There is poetry in Shakespeare’s plays, along with the wit. But it’s not the beauty of the words that makes Shakespeare’s work enduring. It’s the fact that he knew humans. He knew what they needed, and how they acted, and what they said and what they should have said. I’m convinced that my acting teacher is right—Shakespeare is not for English majors. It’s for actors. His work is worth reading and studying, but it was meant first to be seen on a stage. Of course an actor has to do the work of scanning and looking up words and figuring out what she’s saying. But if an actor truly knows her character, I’m convinced that Shakespeare’s plays will make more sense to the audience just by hearing her speak than if the audience spent hours studying the meaning of the text.

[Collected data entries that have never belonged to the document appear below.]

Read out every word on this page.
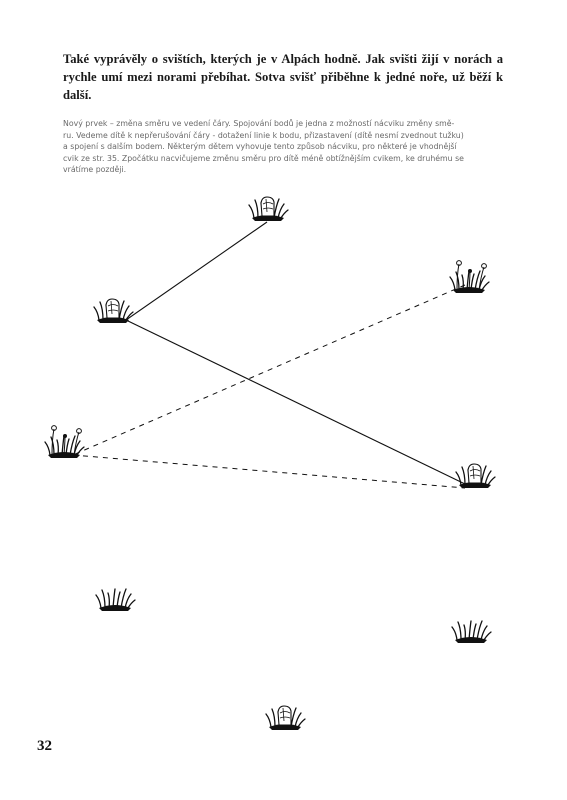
Také vyprávěly o svištích, kterých je v Alpách hodně. Jak svišti žijí v norách a rychle umí mezi norami přebíhat. Sotva svišť přiběhne k jedné noře, už běží k další.

Nový prvek – změna směru ve vedení čáry. Spojování bodů je jedna z možností nácviku změny smě-
ru. Vedeme dítě k nepřerušování čáry - dotažení linie k bodu, přizastavení (dítě nesmí zvednout tužku)
a spojení s dalším bodem. Některým dětem vyhovuje tento způsob nácviku, pro některé je vhodnější
cvik ze str. 35. Zpočátku nacvičujeme změnu směru pro dítě méně obtížnějším cvikem, ke druhému se
vrátíme později.
32
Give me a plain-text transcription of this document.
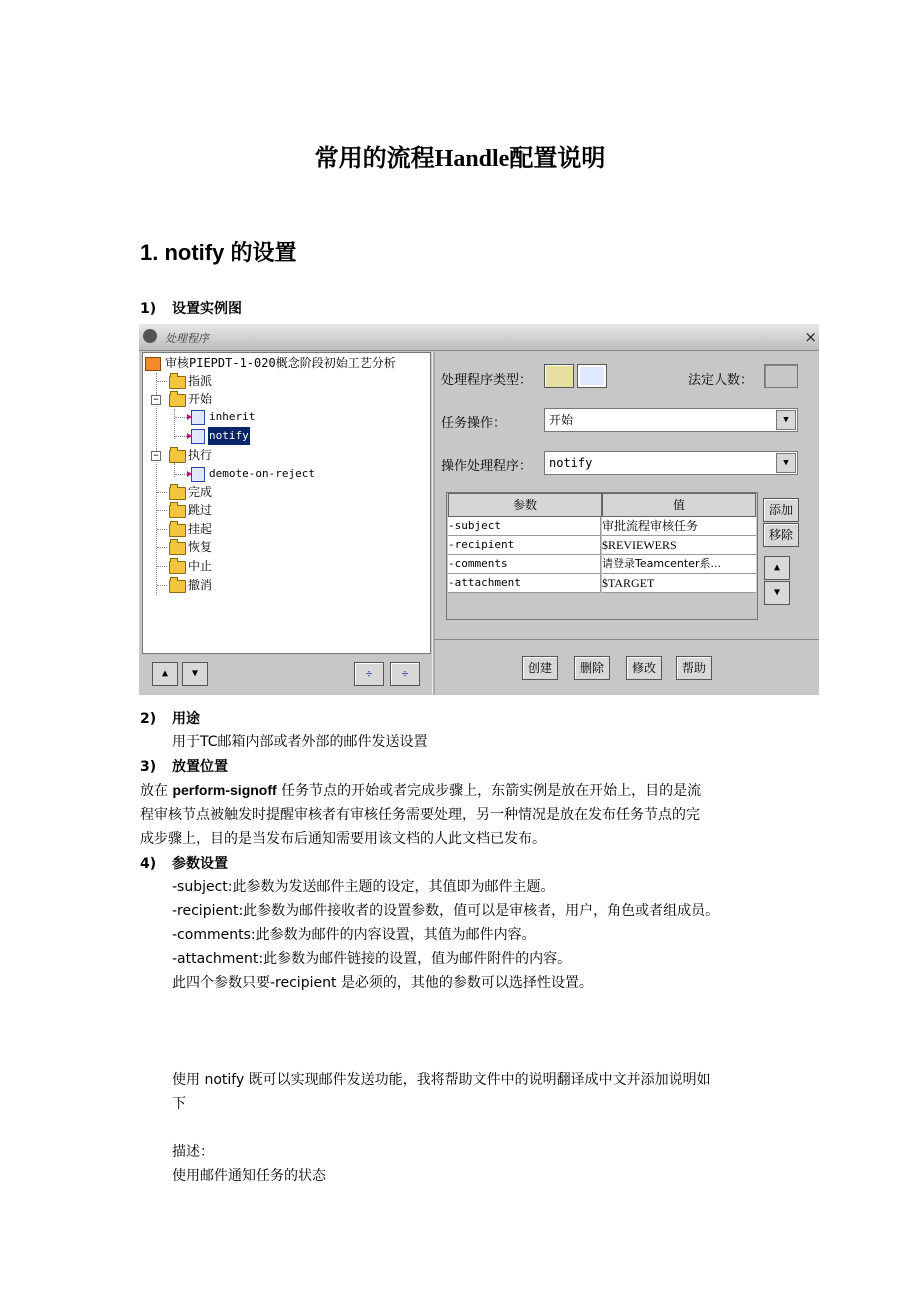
常用的流程Handle配置说明
1. notify 的设置
1) 设置实例图
处理程序	×
审核PIEPDT-1-020概念阶段初始工艺分析
指派
− 开始
inherit
notify
− 执行
demote-on-reject
完成
跳过
挂起
恢复
中止
撤消
▲	▼	÷	÷
处理程序类型：	法定人数：
任务操作：	开始	▼
操作处理程序： notify	▼
参数	值
-subject	审批流程审核任务
-recipient	$REVIEWERS
-comments	请登录Teamcenter系...
-attachment	$TARGET
添加
移除
▲
▼
创建	删除	修改	帮助
2) 用途
用于TC邮箱内部或者外部的邮件发送设置
3) 放置位置
放在 perform-signoff 任务节点的开始或者完成步骤上，东箭实例是放在开始上，目的是流
程审核节点被触发时提醒审核者有审核任务需要处理，另一种情况是放在发布任务节点的完
成步骤上，目的是当发布后通知需要用该文档的人此文档已发布。
4) 参数设置
-subject:此参数为发送邮件主题的设定，其值即为邮件主题。
-recipient:此参数为邮件接收者的设置参数，值可以是审核者，用户，角色或者组成员。
-comments:此参数为邮件的内容设置，其值为邮件内容。
-attachment:此参数为邮件链接的设置，值为邮件附件的内容。
此四个参数只要-recipient 是必须的，其他的参数可以选择性设置。
使用 notify 既可以实现邮件发送功能，我将帮助文件中的说明翻译成中文并添加说明如
下
描述：
使用邮件通知任务的状态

I worked a lot on Hermione, the wronged queen from The Winter’s Tale. After reading the play, I still don’t know why she comes back to life, and whether there is some deeper meaning in the text. But from working on her as an actor, I have learned about her forgiveness, and her grief, and her constant dignity. Those things—and the things that I still can’t articulate about her but can feel within me—are the things I think Shakespeare meant us to remember about her. Those are the things that made him a brilliant playwright, and a frighteningly accurate observer of human behavior.
So go watch some Shakespeare. Better yet, pull out a play, do the work of understanding the text, and then speak it out loud. Embody it. Figure out why the lines that are supposed to be iambic pentameter have an extra couple syllables. Shakespeare didn’t just make mistakes—he always had a reason. His women—and his men too—can tell you something about those reasons.